Bawaslu Deteksi 274 Pemilih Ganda di Kabupaten Probolinggo

KRAKSAAN – Adanya Daftar Pemilih Tetap (DPT) yang diduga ganda dan data berpotensi invalid juga terjadi di Kabupaten Probolinggo. Diperkirakan ada 274 pemilih ganda atau invalid.

Karenanya, Badan Pengawas Pemilihan Umum (Bawaslu) Kabupaten Probolinggo meminta Komisi Pemilihan Umum (KPU) Kabupaten Probolinggo melakukan verifikasi ulang.

Ketua Bawaslu Kabupaten Probolinggo Ahmad Nasaruddin Lathif mengatakan, adanya rekomendasi verifikasi ulang itu menindaklanjuti temuan Bawaslu RI. Dalam temuannya, Bawaslu RI memperkirakan ada 2 juta lebih pemilih ganda dalam DPT Pemilu 2019.

Menurut Nasaruddin, di Kabupaten Probolinggo juga diperkirakan terdapat pemilih ganda dalam DPT. Karenanya, pihaknya merekomendasikan KPU melakukan verifikasi ulang. “Ada sekitar 274 pemilih yang kami rekomendasikan ke KPU untuk diverifikasi ulang karena diduga invalid atau ganda,” ujarnya (12/9).

Karena adanya potensi itu, Nazar mengatakan, pihaknya mengharuskan KPU mencermati dan menyempurnakan DPT-nya. Menurutnya, temuan itu setelah adanya penetapan DPT tingkat nasional pada 5 September 2019. “Kami juga minta KPU Kabupaten Probolinggo mencermati proses rekapitulasi jumlah DPT Pemilu 2019,” ujarnya.

Mendapati itu, Ketua KPU Kabupaten Probolinggo Muhammad Zubaidi mengatakan, pihaknya sudah menerima rekomendasi dari Bawaslu soal dugaan pemilih ganda itu. Karenanya, pihaknya langsung menindaklanjuti dengan mencermati ulang DPT. “Besok (Kamis, 13/9, Red) kami akan adakan rapat pleno soal rekomendasi DPT ganda dari Bawaslu itu. Nanti akan disampaikan dalam rapat pleno,” ujarnya.

Diketahui, setelah melalui proses panjang, KPU Kabupaten Probolinggo, akhirnya menetapkan DPT Pemilu Legislatif (Pileg) dan Pilpres 2019. Bulan kemarin, DPT di Kabupaten Probolinggo ditetapkan ada 857.341 pemilih.
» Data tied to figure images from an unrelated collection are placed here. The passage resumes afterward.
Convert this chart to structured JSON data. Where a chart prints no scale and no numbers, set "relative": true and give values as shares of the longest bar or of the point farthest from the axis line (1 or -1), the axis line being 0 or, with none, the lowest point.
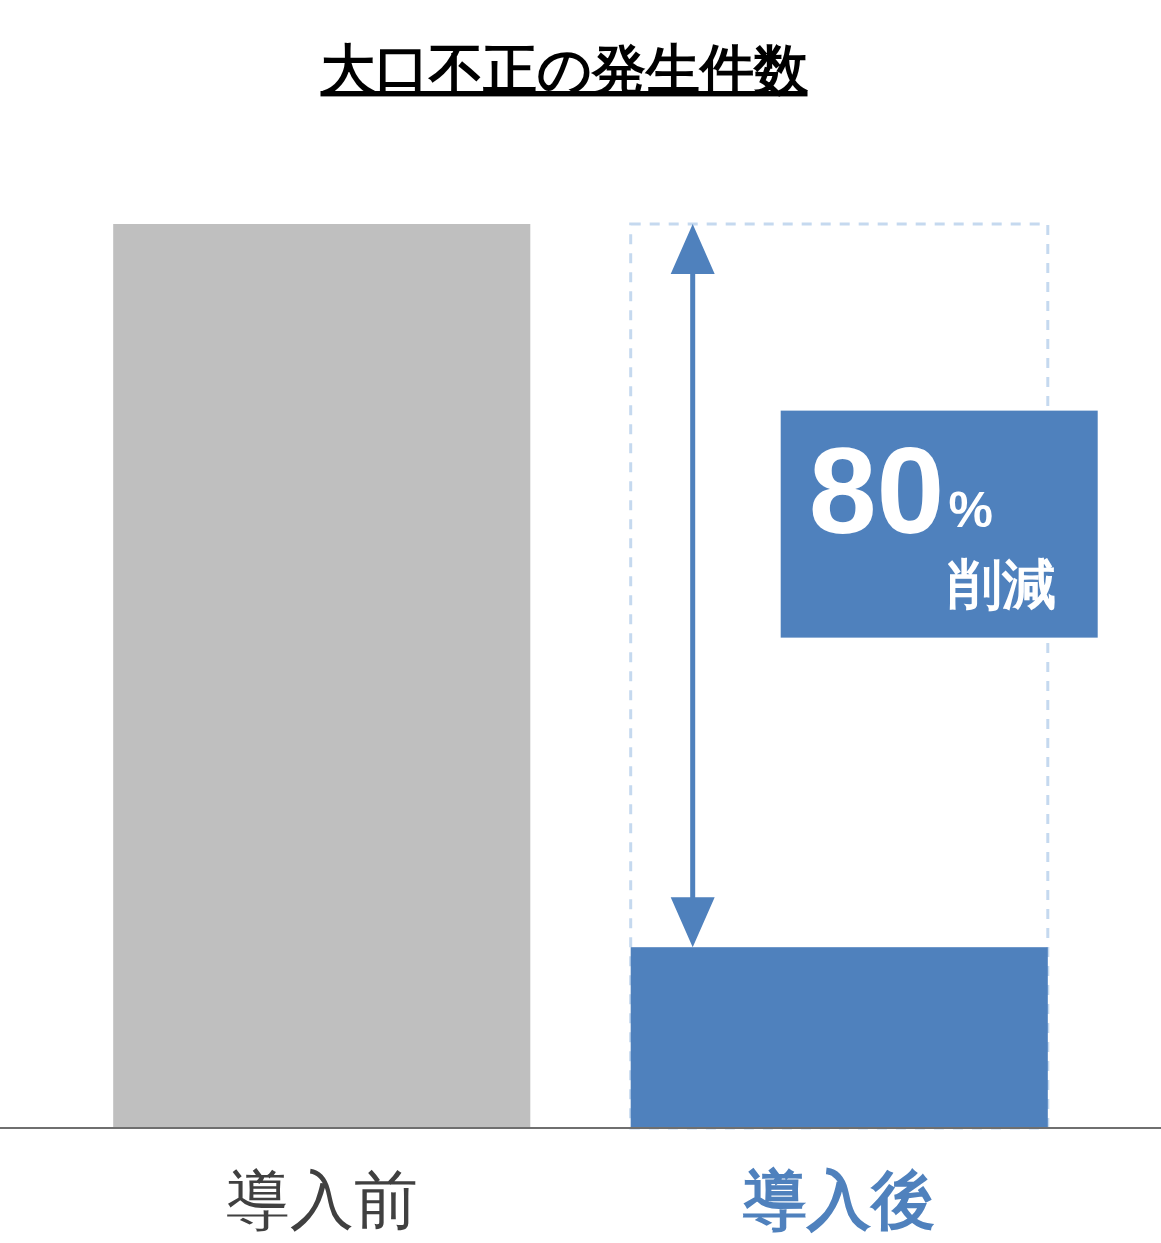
{
  "chart_data": {
    "type": "bar",
    "title": "大口不正の発生件数",
    "categories": [
      "導入前",
      "導入後"
    ],
    "series": [
      {
        "values": [
          1,
          0.2
        ],
        "colors": [
          "#bfbfbf",
          "#4f81bd"
        ]
      },
      {
        "values": [
          null,
          1
        ],
        "color": "#c5d9ef",
        "line_style": "dashed"
      }
    ],
    "relative": true,
    "annotations": [
      "80% 削減"
    ]
  }
}
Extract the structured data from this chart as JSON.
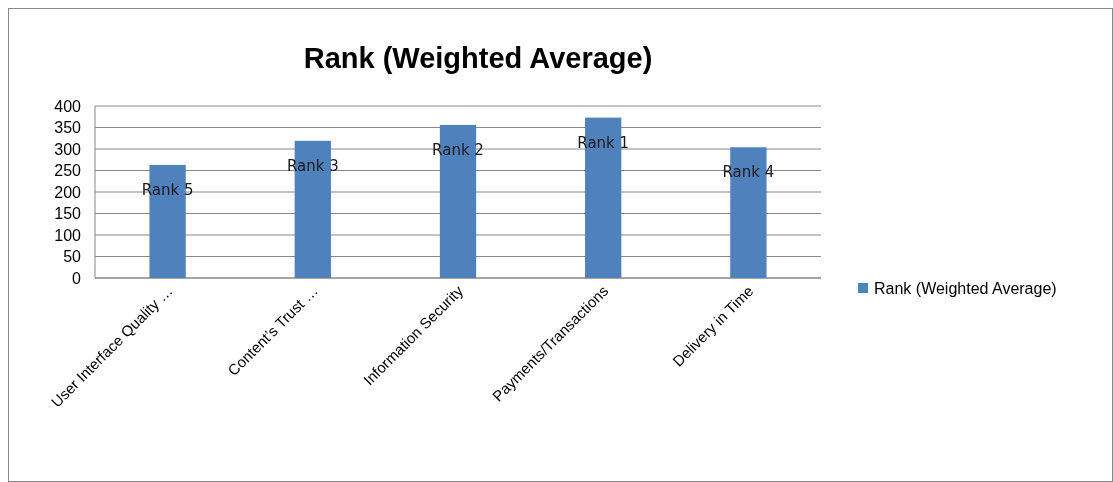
{
  "chart_data": {
    "type": "bar",
    "title": "Rank (Weighted Average)",
    "categories": [
      "User Interface Quality …",
      "Content’s Trust …",
      "Information Security",
      "Payments/Transactions",
      "Delivery in Time"
    ],
    "series": [
      {
        "name": "Rank (Weighted Average)",
        "color": "#4f81bd",
        "values": [
          263,
          319,
          356,
          373,
          304
        ],
        "value_labels": [
          "Rank 5",
          "Rank 3",
          "Rank 2",
          "Rank 1",
          "Rank 4"
        ]
      }
    ],
    "ylim": [
      0,
      400
    ],
    "yticks": [
      0,
      50,
      100,
      150,
      200,
      250,
      300,
      350,
      400
    ],
    "grid": "y",
    "legend": "right"
  }
}
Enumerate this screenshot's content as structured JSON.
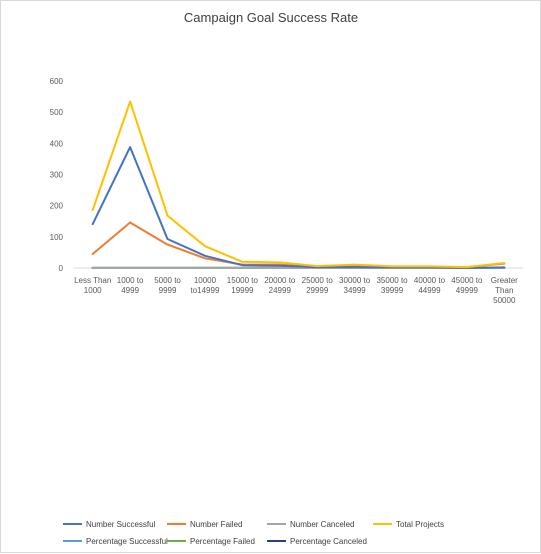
{
  "chart_data": {
    "type": "line",
    "title": "Campaign Goal Success Rate",
    "xlabel": "",
    "ylabel": "",
    "ylim": [
      0,
      600
    ],
    "yticks": [
      0,
      100,
      200,
      300,
      400,
      500,
      600
    ],
    "grid": false,
    "legend_position": "bottom",
    "categories": [
      [
        "Less Than",
        "1000"
      ],
      [
        "1000 to",
        "4999"
      ],
      [
        "5000 to",
        "9999"
      ],
      [
        "10000",
        "to14999"
      ],
      [
        "15000 to",
        "19999"
      ],
      [
        "20000 to",
        "24999"
      ],
      [
        "25000 to",
        "29999"
      ],
      [
        "30000 to",
        "34999"
      ],
      [
        "35000 to",
        "39999"
      ],
      [
        "40000 to",
        "44999"
      ],
      [
        "45000 to",
        "49999"
      ],
      [
        "Greater",
        "Than",
        "50000"
      ]
    ],
    "series": [
      {
        "name": "Number Successful",
        "color": "#4472c4",
        "values": [
          141,
          388,
          93,
          39,
          9,
          7,
          3,
          3,
          2,
          2,
          0,
          2
        ]
      },
      {
        "name": "Number Failed",
        "color": "#ed7d31",
        "values": [
          45,
          146,
          75,
          31,
          11,
          11,
          3,
          8,
          3,
          3,
          3,
          14
        ]
      },
      {
        "name": "Number Canceled",
        "color": "#a5a5a5",
        "values": [
          0,
          0,
          0,
          0,
          0,
          0,
          0,
          0,
          0,
          0,
          0,
          0
        ]
      },
      {
        "name": "Total Projects",
        "color": "#ffc000",
        "values": [
          186,
          534,
          168,
          70,
          20,
          18,
          6,
          11,
          5,
          5,
          3,
          16
        ]
      },
      {
        "name": "Percentage Successful",
        "color": "#5b9bd5",
        "values": [
          0.76,
          0.73,
          0.55,
          0.56,
          0.45,
          0.39,
          0.5,
          0.27,
          0.4,
          0.4,
          0,
          0.13
        ]
      },
      {
        "name": "Percentage Failed",
        "color": "#70ad47",
        "values": [
          0.24,
          0.27,
          0.45,
          0.44,
          0.55,
          0.61,
          0.5,
          0.73,
          0.6,
          0.6,
          1,
          0.88
        ]
      },
      {
        "name": "Percentage Canceled",
        "color": "#264478",
        "values": [
          0,
          0,
          0,
          0,
          0,
          0,
          0,
          0,
          0,
          0,
          0,
          0
        ]
      }
    ]
  }
}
Jumlah ini lebih tinggi dibanding DPT Pemilihan Bupati (Pilbup) Probolinggo 2018 yang hanya 845.901 pemilih.

DPT Pileg-Pilpres 2019 mencapai 857.341 orang. Terdiri atas 415.569 pemilih laki-laki dan 441.772 pemilih perempuan. Angka DPT ini diperoleh setelah dikurangi pemilih yang dinyatakan tidak memenuhi syarat sebanyak 4.238 pemilih. Serta, ditambah pemilih baru sebanyak 2.627 orang. (mas/rud)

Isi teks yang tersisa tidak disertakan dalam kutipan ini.